Lendingkart Technologies revenue triples but loss widens by 31 pc to Rs 52 Cr in FY18


Ahmedabad-based Lendingkart Technologies reported a consolidated loss of Rs 52.26 crore despite a three-fold increase in revenue.

Lendingkart Technologies, parent of digital SME lender Lendingkart reported a three-fold increase in its consolidated revenue in FY18. The company’s consolidated revenue grew to Rs 91.8 crore last fiscal from Rs 35.6 crores in FY17.

Lendingkart's total expenses almost doubled from Rs 75.5 crores in FY17 to Rs 144.15 crores in FY18. This increase in operations also led to widening losses for the company.

According to latest filings, the company registered a total consolidated loss of Rs 52.26 crores in FY18. This is a 31 percent rise since FY17 when its loss stood at Rs 39.8 crore.

Harshvardhan Lunia and Mukul Sachan (Co-founders of Lendingkart)

Earlier this February, Lendingkart announced that it closed $87 million as a part of their Series-C round led by Singapore’s Fullerton Financial Holdings (FFH), a subsidiary of Temasek Holdings.

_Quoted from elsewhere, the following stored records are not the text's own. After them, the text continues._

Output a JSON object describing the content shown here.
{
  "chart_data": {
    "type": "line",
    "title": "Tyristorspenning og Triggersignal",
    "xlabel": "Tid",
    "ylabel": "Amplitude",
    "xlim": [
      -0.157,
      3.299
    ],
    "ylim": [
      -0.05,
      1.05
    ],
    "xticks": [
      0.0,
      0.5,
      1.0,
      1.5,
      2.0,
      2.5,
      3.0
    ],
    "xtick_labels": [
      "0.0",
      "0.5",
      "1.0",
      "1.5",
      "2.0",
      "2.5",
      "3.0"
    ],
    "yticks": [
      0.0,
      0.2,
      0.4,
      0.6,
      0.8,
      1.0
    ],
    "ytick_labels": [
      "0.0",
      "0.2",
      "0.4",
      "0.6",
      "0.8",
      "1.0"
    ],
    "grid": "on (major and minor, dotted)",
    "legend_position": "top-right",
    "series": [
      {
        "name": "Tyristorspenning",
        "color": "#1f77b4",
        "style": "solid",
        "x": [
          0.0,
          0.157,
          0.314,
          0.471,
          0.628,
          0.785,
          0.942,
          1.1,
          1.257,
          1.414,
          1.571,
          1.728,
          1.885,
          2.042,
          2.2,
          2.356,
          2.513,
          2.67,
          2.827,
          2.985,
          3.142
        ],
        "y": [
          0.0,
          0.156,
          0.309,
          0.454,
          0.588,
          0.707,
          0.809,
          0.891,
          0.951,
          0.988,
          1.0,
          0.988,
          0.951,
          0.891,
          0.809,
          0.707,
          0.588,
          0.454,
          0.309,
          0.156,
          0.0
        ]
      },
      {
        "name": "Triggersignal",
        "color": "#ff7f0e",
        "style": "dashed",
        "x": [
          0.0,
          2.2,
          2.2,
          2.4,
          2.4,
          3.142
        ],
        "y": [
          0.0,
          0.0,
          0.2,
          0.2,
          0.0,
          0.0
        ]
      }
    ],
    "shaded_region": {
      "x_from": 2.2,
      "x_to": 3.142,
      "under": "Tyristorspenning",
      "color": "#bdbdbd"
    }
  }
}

The round also saw participation from Singapore-based Sistema Asia Fund along with participation from current investors Bertelsmann India Investment, Mayfield India, Saama Capital, India Quotient and Darrin Capital Management.

The founders stated that of this amount, $15 million was already being utilised for technology and salaries, while approximately $100 million was available as a runway for the company to use.

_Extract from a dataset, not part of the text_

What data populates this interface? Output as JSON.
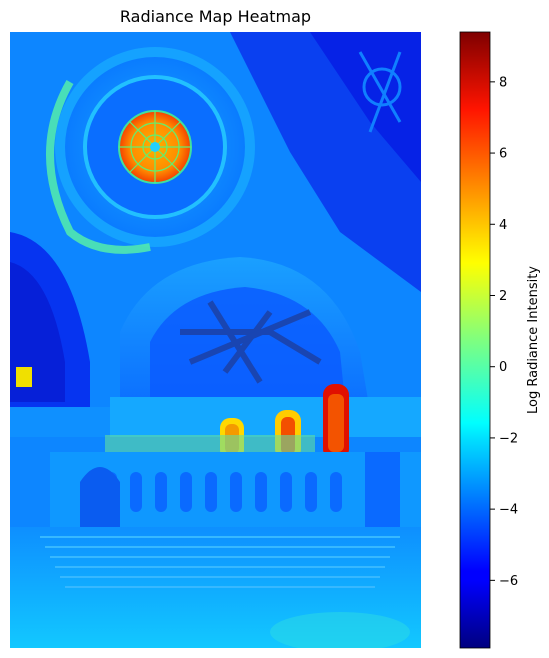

By May, the company said that it has expanded its reach and facilitated loans to 1,000 cities in India, disbursing more than 25,000 loans across 26 diverse sectors.

The SME lender also stated that it received requests from more than 650,000 MSMEs until May, and evaluated over 150,000 requests to validate the creditworthiness of applicants.

In May, Lendingkart co-founder Harshvardhan Lunia told YourStory that the platform is adding close to 20-25 cities every month. Further, only 2,000 of the 50,000 customers coming on the platform on a monthly basis are from tier-I cities.

It also claimed that around 40 percent of its total loan book comprises borrowers from tier-II and tier-III cities while around 20 percent are from tier-IV and tier-V geographies.